Earlier in the week in question, I found these high-fiber tortillas that were only worth 1 point a piece. I figured I could dunk these in salsa for a snack and responsibly scratch the chips and salsa itch. I didn't think anything of it at the time, but one tortilla has something like 30% of your recommended daily intake of fiber. On the day in question, I had like 8 of these tortillas over the course of the day.
On the night in question, I stayed up late watching The Sopranos, which always makes me want to drink. As soon as I see Tony pour himself a Johnnie Walker in the back of the Bing, I'm doing the same. So, about midnight, after maybe 3 episodes and twice as many scotches, I stagger off to bed.
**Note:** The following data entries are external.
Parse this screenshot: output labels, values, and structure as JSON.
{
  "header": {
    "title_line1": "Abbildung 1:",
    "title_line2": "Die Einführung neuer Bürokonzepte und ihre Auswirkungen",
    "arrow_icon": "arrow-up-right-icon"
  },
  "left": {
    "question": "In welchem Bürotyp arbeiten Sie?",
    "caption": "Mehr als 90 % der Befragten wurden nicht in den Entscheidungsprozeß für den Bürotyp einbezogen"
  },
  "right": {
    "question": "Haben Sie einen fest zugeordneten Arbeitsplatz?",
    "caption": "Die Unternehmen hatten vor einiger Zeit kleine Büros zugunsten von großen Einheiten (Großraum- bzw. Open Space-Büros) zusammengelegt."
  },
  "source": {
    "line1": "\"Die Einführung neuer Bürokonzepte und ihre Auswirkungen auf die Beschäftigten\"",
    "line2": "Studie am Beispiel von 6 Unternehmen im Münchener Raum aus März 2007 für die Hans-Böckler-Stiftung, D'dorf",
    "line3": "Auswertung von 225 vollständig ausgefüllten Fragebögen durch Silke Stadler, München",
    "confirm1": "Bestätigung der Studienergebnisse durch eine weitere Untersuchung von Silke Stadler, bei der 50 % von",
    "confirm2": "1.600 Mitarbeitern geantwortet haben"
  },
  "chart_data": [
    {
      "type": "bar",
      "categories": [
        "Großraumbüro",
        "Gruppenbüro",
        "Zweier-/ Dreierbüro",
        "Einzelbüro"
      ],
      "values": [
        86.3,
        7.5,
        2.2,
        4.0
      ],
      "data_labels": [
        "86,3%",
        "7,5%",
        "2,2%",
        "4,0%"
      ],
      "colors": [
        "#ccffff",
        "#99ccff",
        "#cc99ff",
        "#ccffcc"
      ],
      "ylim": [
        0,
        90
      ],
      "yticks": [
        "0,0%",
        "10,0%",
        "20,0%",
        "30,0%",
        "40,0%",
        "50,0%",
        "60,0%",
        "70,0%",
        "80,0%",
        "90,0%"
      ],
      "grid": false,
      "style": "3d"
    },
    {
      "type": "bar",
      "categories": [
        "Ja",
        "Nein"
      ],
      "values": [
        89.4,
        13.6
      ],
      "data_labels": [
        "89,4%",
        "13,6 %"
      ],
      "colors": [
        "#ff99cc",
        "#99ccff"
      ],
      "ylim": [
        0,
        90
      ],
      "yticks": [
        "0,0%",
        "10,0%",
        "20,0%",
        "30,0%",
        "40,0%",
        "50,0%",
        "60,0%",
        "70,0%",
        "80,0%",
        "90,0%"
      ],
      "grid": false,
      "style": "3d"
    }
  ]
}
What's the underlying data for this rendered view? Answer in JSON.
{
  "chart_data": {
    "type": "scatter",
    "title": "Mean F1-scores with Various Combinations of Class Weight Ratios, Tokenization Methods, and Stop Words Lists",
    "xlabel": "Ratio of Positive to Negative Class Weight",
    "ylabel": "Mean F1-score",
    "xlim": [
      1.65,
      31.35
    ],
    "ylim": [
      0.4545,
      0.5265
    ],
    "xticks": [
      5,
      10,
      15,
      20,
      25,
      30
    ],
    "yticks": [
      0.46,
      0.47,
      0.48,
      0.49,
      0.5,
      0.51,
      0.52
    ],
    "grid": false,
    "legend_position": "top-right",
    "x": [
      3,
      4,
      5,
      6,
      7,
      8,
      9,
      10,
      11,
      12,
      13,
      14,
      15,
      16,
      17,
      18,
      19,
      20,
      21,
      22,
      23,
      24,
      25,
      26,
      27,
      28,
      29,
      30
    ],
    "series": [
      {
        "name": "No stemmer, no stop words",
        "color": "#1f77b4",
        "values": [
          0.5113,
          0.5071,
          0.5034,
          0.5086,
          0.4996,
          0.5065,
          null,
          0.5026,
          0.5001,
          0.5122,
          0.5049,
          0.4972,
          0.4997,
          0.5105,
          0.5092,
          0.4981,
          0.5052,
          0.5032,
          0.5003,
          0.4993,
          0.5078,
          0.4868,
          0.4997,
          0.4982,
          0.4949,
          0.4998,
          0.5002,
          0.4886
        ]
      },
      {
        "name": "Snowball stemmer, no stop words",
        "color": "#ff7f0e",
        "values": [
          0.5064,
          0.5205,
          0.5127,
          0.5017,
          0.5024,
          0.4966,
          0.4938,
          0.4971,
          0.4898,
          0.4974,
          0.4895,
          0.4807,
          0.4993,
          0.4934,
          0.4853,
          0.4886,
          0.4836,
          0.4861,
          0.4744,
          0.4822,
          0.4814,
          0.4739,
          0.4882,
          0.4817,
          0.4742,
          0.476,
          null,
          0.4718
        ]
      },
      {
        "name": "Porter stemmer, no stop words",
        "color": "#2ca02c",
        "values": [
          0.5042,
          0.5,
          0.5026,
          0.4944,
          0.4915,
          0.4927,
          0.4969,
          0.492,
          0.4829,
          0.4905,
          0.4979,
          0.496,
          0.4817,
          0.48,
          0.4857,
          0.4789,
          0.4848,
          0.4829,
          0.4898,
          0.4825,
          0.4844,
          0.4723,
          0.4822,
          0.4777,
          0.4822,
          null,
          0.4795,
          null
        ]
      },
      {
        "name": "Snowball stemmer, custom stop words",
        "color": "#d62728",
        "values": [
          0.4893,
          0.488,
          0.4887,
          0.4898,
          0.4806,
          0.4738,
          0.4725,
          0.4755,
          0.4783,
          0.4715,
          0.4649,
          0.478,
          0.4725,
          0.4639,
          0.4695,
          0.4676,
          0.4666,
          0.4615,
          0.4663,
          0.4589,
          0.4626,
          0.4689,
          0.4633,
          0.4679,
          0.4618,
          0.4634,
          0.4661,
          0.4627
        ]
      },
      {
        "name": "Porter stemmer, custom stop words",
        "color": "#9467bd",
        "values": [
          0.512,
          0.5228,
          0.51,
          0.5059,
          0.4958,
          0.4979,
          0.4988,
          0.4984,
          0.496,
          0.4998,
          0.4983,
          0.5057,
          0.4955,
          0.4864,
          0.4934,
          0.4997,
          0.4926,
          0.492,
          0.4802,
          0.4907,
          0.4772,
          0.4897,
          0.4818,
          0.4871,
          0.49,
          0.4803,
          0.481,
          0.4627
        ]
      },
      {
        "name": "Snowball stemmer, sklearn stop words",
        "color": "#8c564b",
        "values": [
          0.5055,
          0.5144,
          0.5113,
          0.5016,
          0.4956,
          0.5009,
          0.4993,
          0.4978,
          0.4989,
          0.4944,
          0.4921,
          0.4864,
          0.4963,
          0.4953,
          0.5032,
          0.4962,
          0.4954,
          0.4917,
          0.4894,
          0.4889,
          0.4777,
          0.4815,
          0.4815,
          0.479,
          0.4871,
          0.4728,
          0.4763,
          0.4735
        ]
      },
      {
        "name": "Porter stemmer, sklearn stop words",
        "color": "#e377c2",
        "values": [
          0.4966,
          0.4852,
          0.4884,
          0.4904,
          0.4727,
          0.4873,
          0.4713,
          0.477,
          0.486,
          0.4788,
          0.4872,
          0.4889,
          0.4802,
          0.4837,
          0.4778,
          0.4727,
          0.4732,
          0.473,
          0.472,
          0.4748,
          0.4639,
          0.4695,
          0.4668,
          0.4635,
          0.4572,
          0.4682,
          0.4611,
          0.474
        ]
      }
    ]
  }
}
I guess because I got drunk I missed out on all of the warning signs that I'd done fucked up real good. The fact that I'd been ripping a monumental amount of ass all night long must have escaped me. But either way, I woke up some time later on the floor of our bathroom. I'd had a shower. I started trying to put the pieces together to figure out why I'd had a shower, and then I noticed a pair of befouled boxers in the bathroom trash can. Huh. Then the vague memory of my bowels detonating comes back to me, except, this memory isn't taking place on the can, it's happening in our walk-in closet.
So, I quietly (the wife is still asleep) go check the walk in closet and all looks normal. Except it smells like the inside of a cadaver's rectum. I look around, and, Drew, I've unloaded my bowels straight into my wife's clothes hamper. And not just a nice, neat couple of logs, it looks like someone dumped a goddamn can of Hormel hot dog chili into it. Same color, same consistency. There's no salvaging any of its contents.
Still decently drunk, I take the entire hamper out to our apartment's dumpsters, leave it there, and go back to bed.
As best as I can figure, I must have awakened in the middle of the night with the sudden urge to shit. And since our walk-in closet is closer than our bathroom, I must have sensed that I was never gonna make it to the can, so I did a quick detour. Noticing that clothes hampers look vaguely like literal trash cans, and that her hamper was less full than mine, I must have sat down on hers and dumped out.
The next morning, my wife woke up, unaware that anything happened. The first thing I told her was that I owed her 3 pairs of athletic shorts, 2 new bras and a clothes hamper. I told her I'd tell her why, but that she shouldn't expect it to make any sense and that I wouldn't be able to give her a good reason.
To her enormous credit, she thought the whole thing was hilarious.
So I guess my question is this: when does this stop being hilarious? When do the jokes my wife makes about it get old? When does the razzing, the eating shit for this stop? I'd say a year, but Drew, we're deep into year two now with no signs of this abating.
Never. It never stops being hilarious.